At the time of fertilization, an increase in the intracellular Ca ²⁺ concentration ([Ca ²⁺] _i) underlies egg activation and initiation of development in all species studied to date. The inositol 1,4,5-trisphosphate receptor (IP ₃R1), which is mostly located in the endoplasmic reticulum (ER) mediates the majority of this Ca ²⁺ release. The sensitivity of IP ₃R1, that is, its Ca ²⁺ releasing capability, is increased during oocyte maturation so that the optimum [Ca ²⁺] _i response concurs with fertilization, which in mammals occurs at metaphase of second meiosis. Multiple IP ₃R1 modifications affect its sensitivity, including phosphorylation, sub-cellular localization, and ER Ca ²⁺ concentration ([Ca ²⁺] _ER). Here, we evaluated using mouse oocytes how each of these factors affected IP ₃R1 sensitivity.
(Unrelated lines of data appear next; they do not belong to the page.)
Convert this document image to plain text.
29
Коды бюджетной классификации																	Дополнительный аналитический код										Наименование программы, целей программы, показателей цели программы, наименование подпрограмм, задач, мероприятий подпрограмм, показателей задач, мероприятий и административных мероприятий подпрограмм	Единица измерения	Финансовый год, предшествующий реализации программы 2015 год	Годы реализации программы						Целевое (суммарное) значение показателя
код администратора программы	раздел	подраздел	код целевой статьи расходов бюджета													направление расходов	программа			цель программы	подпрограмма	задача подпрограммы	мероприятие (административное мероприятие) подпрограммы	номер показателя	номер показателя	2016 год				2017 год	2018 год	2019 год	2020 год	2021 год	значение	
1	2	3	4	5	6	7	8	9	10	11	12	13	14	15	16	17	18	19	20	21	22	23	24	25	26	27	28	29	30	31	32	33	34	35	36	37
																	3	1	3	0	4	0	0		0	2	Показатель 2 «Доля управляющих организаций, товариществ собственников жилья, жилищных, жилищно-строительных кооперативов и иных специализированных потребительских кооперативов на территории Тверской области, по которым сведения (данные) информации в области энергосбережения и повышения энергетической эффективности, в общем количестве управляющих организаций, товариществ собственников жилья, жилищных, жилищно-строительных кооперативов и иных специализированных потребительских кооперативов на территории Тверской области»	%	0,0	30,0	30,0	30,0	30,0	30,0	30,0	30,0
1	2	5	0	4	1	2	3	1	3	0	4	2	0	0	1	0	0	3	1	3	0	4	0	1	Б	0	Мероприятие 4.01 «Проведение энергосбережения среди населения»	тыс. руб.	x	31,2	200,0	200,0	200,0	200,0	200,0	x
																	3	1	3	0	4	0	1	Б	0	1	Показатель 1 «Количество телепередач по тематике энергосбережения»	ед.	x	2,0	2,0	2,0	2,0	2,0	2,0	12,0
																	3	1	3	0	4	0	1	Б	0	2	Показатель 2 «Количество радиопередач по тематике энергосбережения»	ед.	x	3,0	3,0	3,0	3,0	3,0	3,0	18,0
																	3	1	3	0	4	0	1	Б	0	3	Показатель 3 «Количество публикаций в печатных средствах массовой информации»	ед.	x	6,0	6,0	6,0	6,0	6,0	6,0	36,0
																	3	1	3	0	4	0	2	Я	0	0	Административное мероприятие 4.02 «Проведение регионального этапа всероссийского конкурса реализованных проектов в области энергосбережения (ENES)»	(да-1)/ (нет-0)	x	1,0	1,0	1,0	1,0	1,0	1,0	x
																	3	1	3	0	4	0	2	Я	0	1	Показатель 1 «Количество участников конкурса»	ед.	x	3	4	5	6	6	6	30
The capacity for IP ₃-induced Ca ²⁺ release markedly increased at the germinal vesicle breakdown stage, although oocytes only acquire the ability to initiate fertilization-like oscillations at later stages of maturation. The increase in IP ₃R1 sensitivity was underpinned by an increase in [Ca ²⁺] _ER and receptor phosphorylation(s) but not by changes in IP ₃R1 cellular distribution, as inhibition of the former factors reduced Ca ²⁺ release, whereas inhibition of the latter had no impact. Therefore, the results suggest that the regulation of [Ca ²⁺] _ER and IP ₃R1 phosphorylation during maturation enhance IP ₃R1 sensitivity rendering oocytes competent to initiate oscillations at the expected time of fertilization. The temporal discrepancy between the initiation of changes in IP ₃R1 sensitivity and acquisition of mature oscillatory capacity suggest that other mechanisms that regulate Ca ²⁺ homeostasis also shape the pattern of oscillations in mammalian eggs.